Pourtant, ce qui a vraiment mis les évolutionnistes dans l'embarras est la découverte que les Australopithèques ne pouvaient pas marcher sur deux pieds à cause de leur posture courbée. Il n'aurait pas été physiquement rentable pour les Australopithèques de se déplacer de cette façon en raison des énormes exigences énergétiques que cela aurait nécessitées. Au moyen de simulations réalisées par ordinateur en 1996, le paléanthropologue anglais Robin Crompton a également démontré qu'une foulée si "complexe" était impossible. Crompton en a tiré la conclusion suivante : Un être vivant peut ou marcher tout droit ou sur quatre pattes. Un type de pas intermédiaire ne peut pas être soutenu pendant de longues périodes en raison de la consommation d'énergie extrême.
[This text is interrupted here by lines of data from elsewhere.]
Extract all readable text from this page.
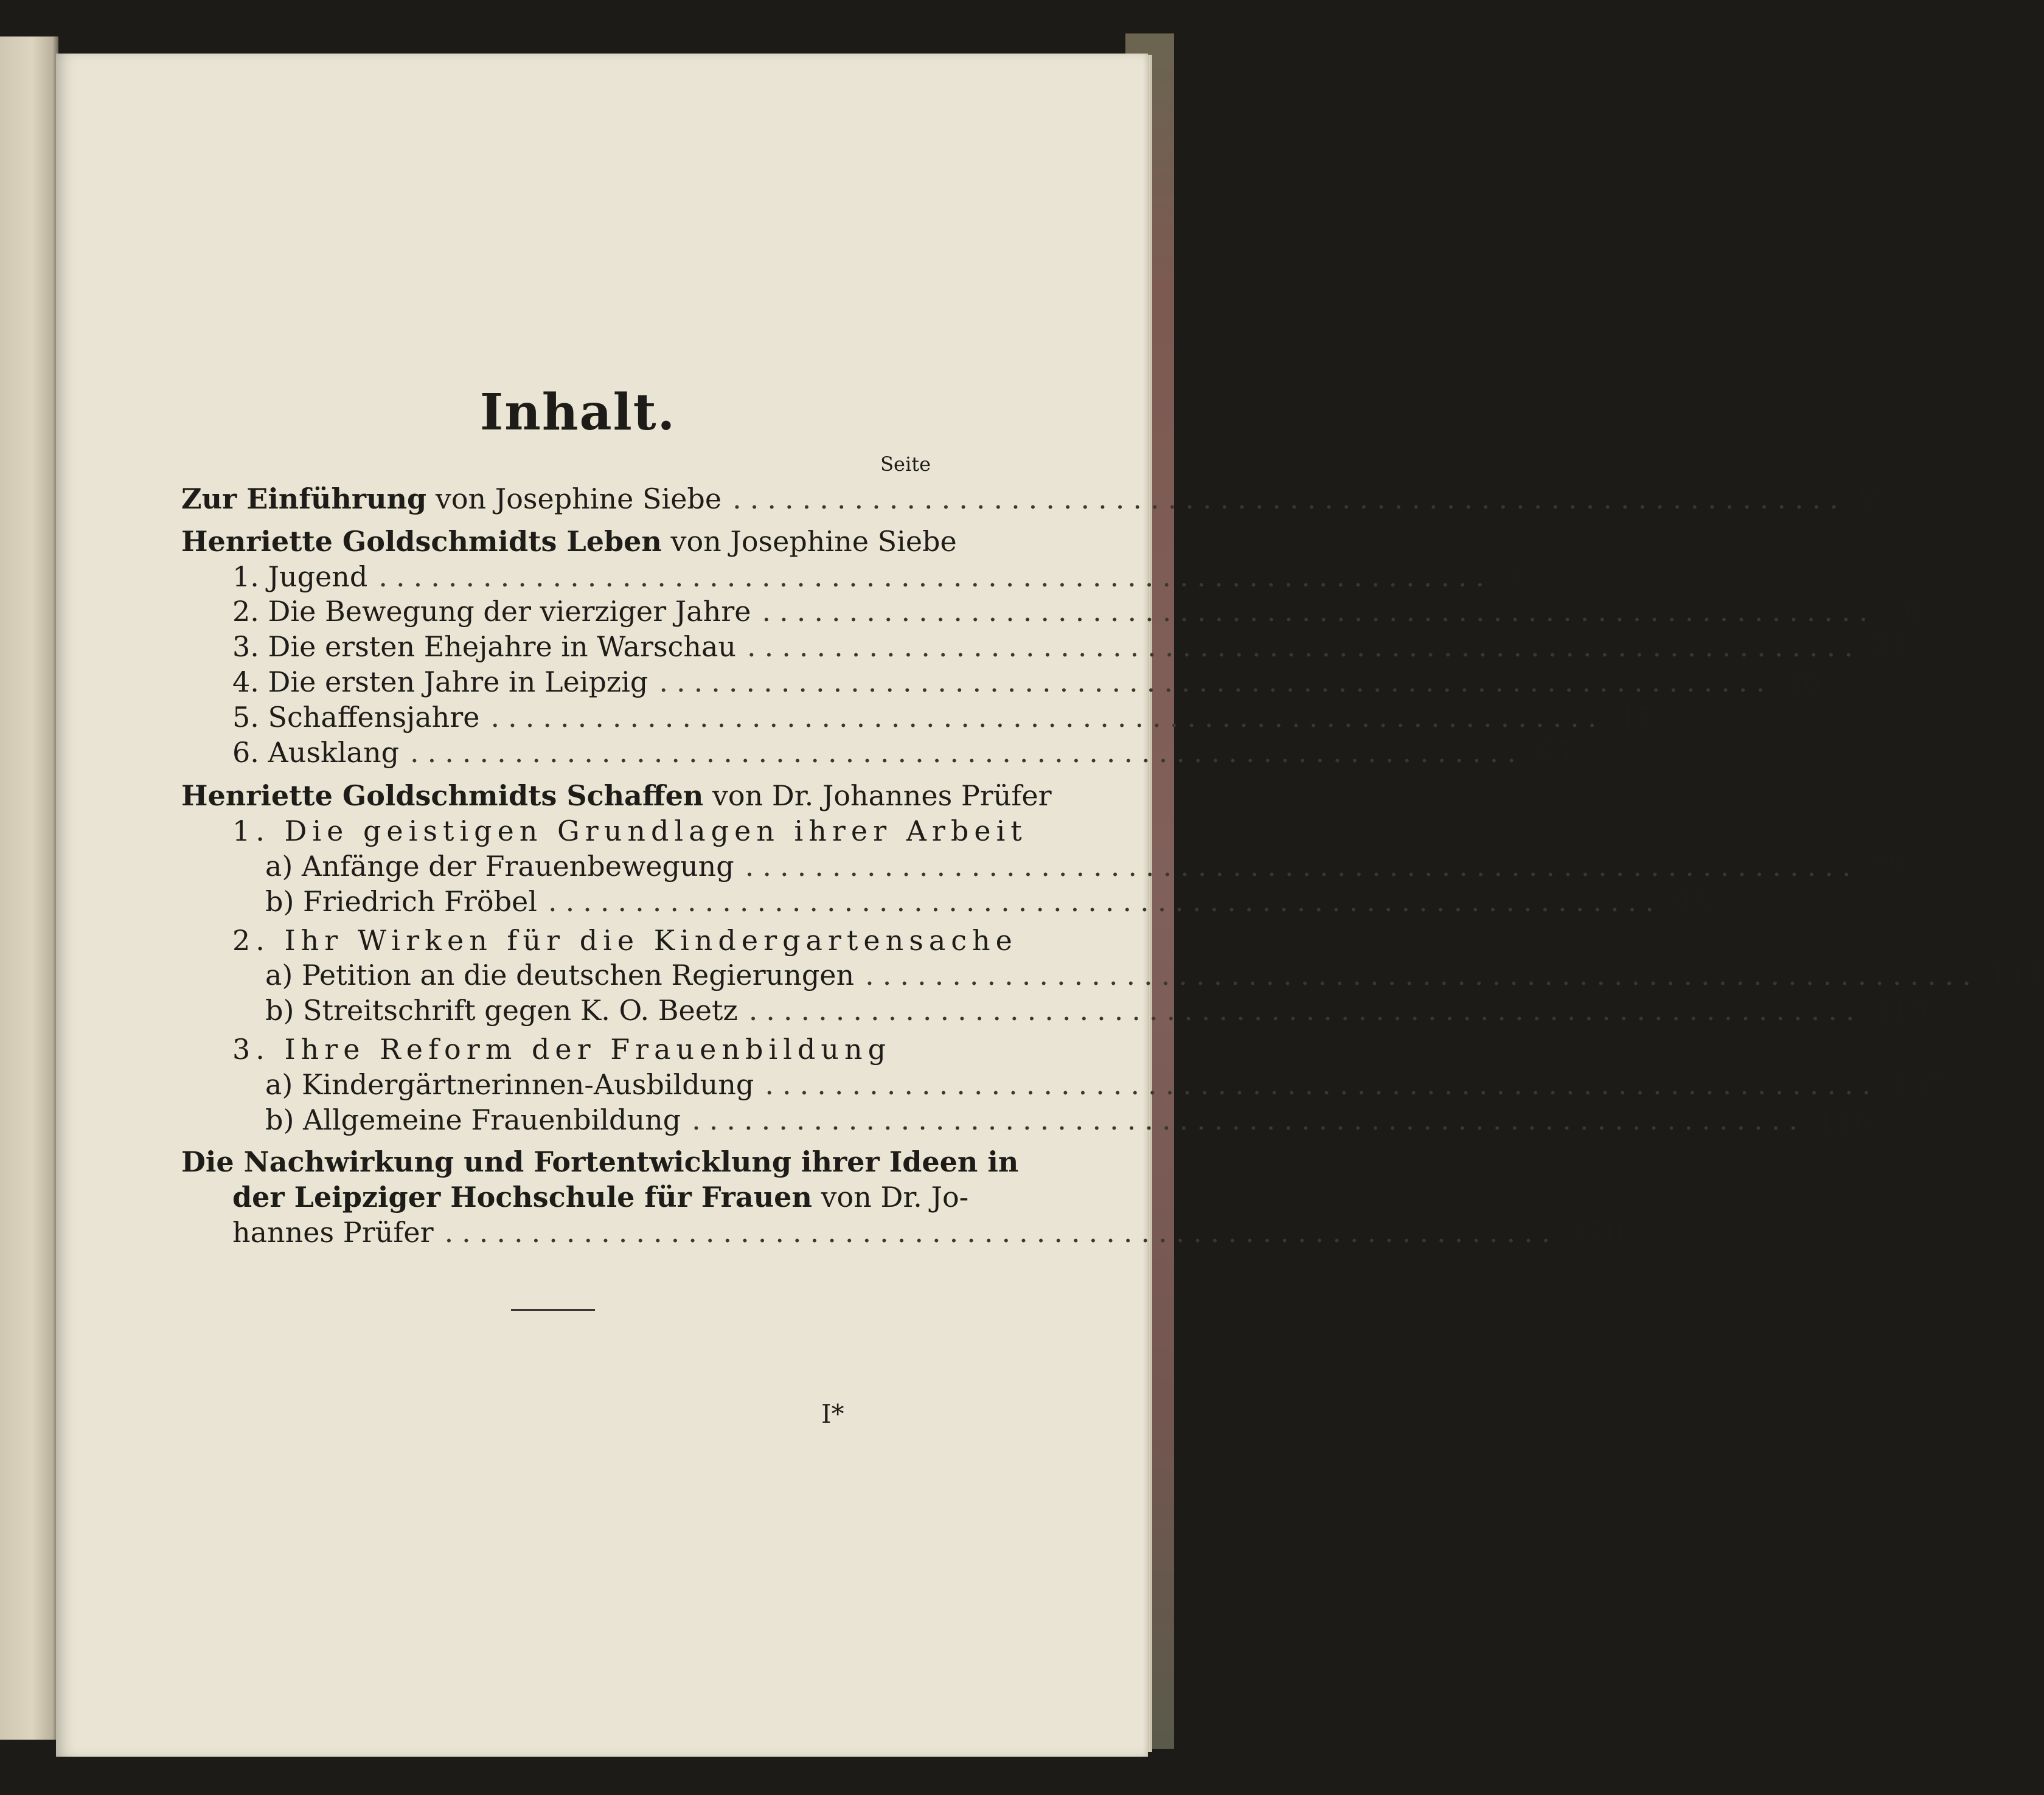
Inhalt.
Seite
Zur Einführung von Josephine Siebe ................................................................ V
Henriette Goldschmidts Leben von Josephine Siebe
1. Jugend ................................................................ 3
2. Die Bewegung der vierziger Jahre ................................................................ 16
3. Die ersten Ehejahre in Warschau ................................................................ 27
4. Die ersten Jahre in Leipzig ................................................................ 36
5. Schaffensjahre ................................................................ 45
6. Ausklang ................................................................ 65
Henriette Goldschmidts Schaffen von Dr. Johannes Prüfer
1. Die geistigen Grundlagen ihrer Arbeit
a) Anfänge der Frauenbewegung ................................................................ 75
b) Friedrich Fröbel ................................................................ 93
2. Ihr Wirken für die Kindergartensache
a) Petition an die deutschen Regierungen ................................................................ 111
b) Streitschrift gegen K. O. Beetz ................................................................ 119
3. Ihre Reform der Frauenbildung
a) Kindergärtnerinnen-Ausbildung ................................................................ 137
b) Allgemeine Frauenbildung ................................................................ 146
Die Nachwirkung und Fortentwicklung ihrer Ideen in
der Leipziger Hochschule für Frauen von Dr. Jo-
hannes Prüfer ................................................................ 170
I*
Ceci signifie que les Australopithèques ne pouvaient être bipèdes et avoir une posture courbée en même temps.

L'étude la plus importante démontrant que les Australopithèques ne pouvaient être bipèdes a été produite en 1994 par l'anatomiste Fred Spoor et son équipe dans le Département d'Anatomie Humaine et de Biologie Cellulaire à l'Université de Liverpool en Angleterre. Ce groupe entreprit des études sur la bipédie des êtres vivants fossilisés en examinant le mécanisme d'équilibre involontaire qui se trouve dans le limaçon de l'oreille. Les résultats ont prouvé de manière concluante que les Australopithèques ne pouvaient être bipèdes. Les Australopithèques ne peuvent donc être semblables aux hommes.